Salvadoran revolutionary (1929–1983)

Ana María (17 May 1929 – 6 April 1983) was the nom-de-guerre of Dr. Mélida Anaya Montes, the second in command of the Fuerzas Populares de Liberación Farabundo Martí (FPL), the oldest of the five guerrilla organizations making up the FMLN, in El Salvador.

An intellectual, she was considered as an icon among revolutionary women in the region. Eventually she was killed by her own comrades on April 6, 1983, in Managua, Nicaragua.

Later, the FMLN blamed its leader Cayetano Carpio (sometimes referred to as the "Ho Chi Minh of Latin America") as the person responsible for the crime, and he committed suicide. Though he was not in Nicaragua at the time, many believe his stance created a situation that led Ana María's associates to assassinate her.

==Early life==
She was born in the small town of Santiago Texacuangos, in the central zone of El Salvador. Ana María received her Doctorate of Education from the University of El Salvador, where she became a professor of education and gave classes in the 1960s. She was the assistant director of the Alberto Masferrer University.

In 1965, Anaya Montes founded the National Association of El Salvadorian Teachers (ANDES), also known as 21 de Junio, after its first demonstration in 1965. She led the strikes of educators in 1968 and 1971, which created major trouble for the government of general Fidel Sánchez Hernández.

In 1970, the ex-Secretary General of the Communist Party of El Salvador, Salvador Cayetano Carpio founded the first guerrilla detachment of El Salvador: the People's Liberation Forces Farabundo Martí (FPL).

==Assassination==

The murder of Anaya Montes was caused by a deep division that had developed within the FMLN. The majority, led by Ana María, favoured negotiation with the government. The hard line faction opposed any negotiation with the government of El Salvador, and supported a prolonged war. This faction was led by Commander Salvador Cayetano Carpio.

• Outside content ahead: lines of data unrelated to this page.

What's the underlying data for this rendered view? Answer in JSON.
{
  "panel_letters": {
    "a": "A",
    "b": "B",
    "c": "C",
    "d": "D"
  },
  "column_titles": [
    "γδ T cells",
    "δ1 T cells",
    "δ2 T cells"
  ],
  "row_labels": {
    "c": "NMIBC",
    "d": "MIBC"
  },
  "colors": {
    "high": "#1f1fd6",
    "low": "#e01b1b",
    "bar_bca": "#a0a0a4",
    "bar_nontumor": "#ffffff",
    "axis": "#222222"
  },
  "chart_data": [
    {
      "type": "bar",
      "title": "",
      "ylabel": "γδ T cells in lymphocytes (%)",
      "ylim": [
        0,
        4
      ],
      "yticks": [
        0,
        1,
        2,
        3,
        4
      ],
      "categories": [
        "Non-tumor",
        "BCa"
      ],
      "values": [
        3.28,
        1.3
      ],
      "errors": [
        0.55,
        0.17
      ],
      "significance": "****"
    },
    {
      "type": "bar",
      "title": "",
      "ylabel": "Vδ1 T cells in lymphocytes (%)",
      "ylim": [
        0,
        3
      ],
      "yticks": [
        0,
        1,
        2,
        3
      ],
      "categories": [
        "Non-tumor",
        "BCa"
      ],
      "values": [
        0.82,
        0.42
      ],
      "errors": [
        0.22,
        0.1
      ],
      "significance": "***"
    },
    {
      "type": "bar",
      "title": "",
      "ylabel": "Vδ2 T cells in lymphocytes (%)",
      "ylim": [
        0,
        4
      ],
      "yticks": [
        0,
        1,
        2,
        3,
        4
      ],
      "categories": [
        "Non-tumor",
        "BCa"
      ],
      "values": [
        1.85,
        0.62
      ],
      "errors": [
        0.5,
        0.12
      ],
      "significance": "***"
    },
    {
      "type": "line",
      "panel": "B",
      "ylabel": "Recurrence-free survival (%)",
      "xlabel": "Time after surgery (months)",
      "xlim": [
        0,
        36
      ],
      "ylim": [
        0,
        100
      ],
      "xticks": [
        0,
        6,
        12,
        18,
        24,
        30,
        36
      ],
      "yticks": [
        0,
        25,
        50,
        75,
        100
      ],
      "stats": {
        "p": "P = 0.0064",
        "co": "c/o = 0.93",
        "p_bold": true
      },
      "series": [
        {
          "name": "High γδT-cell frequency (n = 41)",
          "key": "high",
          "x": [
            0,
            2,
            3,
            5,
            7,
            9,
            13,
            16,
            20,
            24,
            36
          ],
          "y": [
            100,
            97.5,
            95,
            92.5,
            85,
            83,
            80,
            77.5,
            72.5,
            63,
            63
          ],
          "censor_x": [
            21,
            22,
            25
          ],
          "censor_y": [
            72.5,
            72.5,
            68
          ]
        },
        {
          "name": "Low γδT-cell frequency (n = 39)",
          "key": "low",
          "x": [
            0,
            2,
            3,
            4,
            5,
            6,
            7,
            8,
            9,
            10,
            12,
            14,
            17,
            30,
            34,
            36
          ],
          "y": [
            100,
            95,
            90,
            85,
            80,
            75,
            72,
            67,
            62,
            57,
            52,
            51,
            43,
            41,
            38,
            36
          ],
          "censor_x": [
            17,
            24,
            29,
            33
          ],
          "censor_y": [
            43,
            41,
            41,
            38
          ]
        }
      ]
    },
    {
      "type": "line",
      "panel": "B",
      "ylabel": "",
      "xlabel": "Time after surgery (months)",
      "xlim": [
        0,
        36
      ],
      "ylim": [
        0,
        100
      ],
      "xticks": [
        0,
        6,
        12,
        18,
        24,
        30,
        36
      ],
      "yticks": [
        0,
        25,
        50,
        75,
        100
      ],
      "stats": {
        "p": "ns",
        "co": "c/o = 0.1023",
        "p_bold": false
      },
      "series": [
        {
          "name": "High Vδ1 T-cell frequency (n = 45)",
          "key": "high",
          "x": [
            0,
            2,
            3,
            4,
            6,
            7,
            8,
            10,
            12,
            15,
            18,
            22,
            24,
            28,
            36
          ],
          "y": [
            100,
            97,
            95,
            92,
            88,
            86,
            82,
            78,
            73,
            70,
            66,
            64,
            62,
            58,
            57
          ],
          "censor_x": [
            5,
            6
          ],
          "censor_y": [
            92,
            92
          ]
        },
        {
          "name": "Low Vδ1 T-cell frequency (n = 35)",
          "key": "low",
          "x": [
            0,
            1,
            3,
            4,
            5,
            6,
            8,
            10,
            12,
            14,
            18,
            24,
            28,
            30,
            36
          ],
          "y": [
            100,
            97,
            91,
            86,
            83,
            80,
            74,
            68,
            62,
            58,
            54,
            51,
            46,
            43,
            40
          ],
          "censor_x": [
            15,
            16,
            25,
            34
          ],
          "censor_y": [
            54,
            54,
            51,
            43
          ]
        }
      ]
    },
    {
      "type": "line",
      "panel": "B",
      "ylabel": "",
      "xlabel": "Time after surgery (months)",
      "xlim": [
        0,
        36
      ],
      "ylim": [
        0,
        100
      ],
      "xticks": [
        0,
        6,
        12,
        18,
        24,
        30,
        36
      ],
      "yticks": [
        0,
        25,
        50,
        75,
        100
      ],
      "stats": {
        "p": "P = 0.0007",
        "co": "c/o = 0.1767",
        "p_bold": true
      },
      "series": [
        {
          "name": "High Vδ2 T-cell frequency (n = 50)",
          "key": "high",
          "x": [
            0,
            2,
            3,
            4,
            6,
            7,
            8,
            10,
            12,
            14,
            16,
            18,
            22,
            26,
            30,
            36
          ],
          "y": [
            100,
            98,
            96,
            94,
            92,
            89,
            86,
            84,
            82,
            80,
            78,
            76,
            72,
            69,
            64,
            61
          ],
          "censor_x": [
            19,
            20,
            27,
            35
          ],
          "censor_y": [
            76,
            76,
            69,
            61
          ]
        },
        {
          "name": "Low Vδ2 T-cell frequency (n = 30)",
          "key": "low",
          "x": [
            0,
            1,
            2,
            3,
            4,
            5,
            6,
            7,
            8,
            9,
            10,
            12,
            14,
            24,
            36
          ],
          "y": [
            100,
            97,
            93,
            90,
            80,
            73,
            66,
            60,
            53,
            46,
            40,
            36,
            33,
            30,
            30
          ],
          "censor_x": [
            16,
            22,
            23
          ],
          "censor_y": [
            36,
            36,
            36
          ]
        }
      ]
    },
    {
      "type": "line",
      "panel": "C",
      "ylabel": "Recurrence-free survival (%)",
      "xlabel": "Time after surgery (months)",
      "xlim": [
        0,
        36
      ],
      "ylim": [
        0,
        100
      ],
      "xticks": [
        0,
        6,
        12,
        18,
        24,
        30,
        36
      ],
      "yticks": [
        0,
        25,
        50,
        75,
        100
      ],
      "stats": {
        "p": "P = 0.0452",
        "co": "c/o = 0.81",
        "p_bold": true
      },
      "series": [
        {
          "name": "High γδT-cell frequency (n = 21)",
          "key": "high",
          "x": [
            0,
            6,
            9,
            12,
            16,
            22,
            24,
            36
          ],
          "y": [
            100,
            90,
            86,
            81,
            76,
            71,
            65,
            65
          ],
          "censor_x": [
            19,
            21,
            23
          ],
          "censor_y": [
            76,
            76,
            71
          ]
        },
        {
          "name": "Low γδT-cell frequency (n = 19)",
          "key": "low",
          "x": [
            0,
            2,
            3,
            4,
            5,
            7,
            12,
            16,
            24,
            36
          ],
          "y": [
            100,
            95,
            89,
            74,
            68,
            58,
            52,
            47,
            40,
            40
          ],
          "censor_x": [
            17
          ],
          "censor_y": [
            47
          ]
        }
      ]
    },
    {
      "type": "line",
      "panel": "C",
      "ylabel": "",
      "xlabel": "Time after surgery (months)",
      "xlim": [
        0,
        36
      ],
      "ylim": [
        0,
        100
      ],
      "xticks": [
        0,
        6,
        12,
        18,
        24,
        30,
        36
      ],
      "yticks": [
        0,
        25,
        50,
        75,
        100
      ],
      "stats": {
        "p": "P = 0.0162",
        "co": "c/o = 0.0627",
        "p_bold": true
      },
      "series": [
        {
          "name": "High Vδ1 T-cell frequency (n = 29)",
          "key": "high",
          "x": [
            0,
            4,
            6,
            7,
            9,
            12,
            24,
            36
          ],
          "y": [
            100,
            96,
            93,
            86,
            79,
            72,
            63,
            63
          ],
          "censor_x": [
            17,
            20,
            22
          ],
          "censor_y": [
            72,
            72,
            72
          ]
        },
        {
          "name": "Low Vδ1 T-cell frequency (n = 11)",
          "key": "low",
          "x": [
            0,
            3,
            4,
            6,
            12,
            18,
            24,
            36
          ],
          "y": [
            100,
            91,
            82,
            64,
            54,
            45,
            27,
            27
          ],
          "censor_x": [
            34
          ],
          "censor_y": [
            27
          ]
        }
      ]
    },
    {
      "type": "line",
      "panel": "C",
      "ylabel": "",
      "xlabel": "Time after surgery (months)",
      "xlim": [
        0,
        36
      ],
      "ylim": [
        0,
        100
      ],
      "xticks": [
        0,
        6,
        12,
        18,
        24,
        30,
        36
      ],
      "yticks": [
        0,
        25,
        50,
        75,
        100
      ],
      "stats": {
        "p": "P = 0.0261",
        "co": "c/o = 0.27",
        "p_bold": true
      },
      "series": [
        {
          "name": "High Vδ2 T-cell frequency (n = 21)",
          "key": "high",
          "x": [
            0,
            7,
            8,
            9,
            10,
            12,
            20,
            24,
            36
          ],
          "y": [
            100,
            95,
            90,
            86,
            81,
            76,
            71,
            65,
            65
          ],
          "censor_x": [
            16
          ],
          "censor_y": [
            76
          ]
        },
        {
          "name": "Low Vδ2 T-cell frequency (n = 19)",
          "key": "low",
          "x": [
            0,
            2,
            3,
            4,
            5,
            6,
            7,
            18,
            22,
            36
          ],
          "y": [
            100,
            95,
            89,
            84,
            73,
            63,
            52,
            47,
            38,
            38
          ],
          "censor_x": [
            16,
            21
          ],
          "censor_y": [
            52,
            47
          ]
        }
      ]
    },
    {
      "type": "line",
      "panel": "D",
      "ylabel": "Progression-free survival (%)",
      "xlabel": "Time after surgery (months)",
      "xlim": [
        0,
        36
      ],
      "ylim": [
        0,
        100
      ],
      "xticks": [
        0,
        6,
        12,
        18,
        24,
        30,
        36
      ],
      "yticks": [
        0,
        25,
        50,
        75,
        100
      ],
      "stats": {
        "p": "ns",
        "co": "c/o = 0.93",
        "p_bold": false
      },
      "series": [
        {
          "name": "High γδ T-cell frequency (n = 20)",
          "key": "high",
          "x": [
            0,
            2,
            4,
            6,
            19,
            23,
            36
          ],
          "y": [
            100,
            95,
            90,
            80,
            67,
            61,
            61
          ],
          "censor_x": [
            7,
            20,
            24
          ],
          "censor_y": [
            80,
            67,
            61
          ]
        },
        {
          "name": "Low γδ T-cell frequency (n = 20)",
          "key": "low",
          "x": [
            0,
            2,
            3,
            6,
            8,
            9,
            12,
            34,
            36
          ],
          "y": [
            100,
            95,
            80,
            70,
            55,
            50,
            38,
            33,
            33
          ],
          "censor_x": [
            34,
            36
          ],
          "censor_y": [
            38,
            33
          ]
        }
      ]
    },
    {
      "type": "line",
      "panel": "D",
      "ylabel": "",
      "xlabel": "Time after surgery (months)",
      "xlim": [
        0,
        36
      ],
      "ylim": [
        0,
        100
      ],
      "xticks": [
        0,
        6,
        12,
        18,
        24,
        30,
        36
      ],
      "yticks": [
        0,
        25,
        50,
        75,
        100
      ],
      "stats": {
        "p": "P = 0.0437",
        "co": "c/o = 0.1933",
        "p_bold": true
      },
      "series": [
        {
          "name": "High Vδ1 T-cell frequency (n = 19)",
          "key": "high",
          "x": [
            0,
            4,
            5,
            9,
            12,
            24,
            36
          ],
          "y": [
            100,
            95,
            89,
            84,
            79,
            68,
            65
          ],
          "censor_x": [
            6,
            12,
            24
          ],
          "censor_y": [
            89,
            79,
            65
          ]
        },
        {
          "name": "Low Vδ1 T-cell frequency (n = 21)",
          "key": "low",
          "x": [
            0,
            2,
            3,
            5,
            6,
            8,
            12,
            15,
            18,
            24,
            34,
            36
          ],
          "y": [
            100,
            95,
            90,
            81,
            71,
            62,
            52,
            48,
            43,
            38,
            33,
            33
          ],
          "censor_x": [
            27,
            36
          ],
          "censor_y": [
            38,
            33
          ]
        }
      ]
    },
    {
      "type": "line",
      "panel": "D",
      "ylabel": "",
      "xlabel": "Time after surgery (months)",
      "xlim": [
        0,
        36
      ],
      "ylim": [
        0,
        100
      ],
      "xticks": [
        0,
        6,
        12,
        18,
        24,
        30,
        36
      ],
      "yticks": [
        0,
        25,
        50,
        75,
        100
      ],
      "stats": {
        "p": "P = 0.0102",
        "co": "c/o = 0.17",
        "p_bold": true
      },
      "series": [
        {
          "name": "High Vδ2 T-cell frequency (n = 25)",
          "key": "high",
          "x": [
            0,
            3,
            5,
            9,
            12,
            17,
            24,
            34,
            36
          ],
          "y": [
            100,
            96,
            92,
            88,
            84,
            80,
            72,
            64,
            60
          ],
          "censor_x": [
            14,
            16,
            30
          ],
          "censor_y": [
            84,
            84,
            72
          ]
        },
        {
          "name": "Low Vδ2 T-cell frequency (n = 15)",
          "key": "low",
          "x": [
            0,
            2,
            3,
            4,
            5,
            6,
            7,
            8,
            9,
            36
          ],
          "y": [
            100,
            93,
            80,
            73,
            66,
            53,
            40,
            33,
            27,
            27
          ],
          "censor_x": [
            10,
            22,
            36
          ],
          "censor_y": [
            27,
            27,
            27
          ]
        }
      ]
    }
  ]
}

On 6 April 1983, Ana María was murdered at her home in Managua, Nicaragua. Her assassins stabbed her 83 times with an ice pick, and then slashed her neck. Nicaraguan authorities later apprehended the murderers and found them to be members of the FMLN. Rogelio Bazzaglia later confessed to Ana María's murder, stating he was under orders from Carpio, although later retracting it. After her burial and upon hearing the news that he was implicated in masterminding Ana María's murder, Carpio committed suicide in his home.

==Legacy==

Ana María is considered an iconic example for educators and those struggling against oppression, especially in El Salvador. The Melida Anaya Montes Language School in San Salvador, which uses popular education techniques highlights social justice issues, is named for her.

Mélida Anaya Montes Women's Movement (MAM) was created in 1992 to defend women's rights.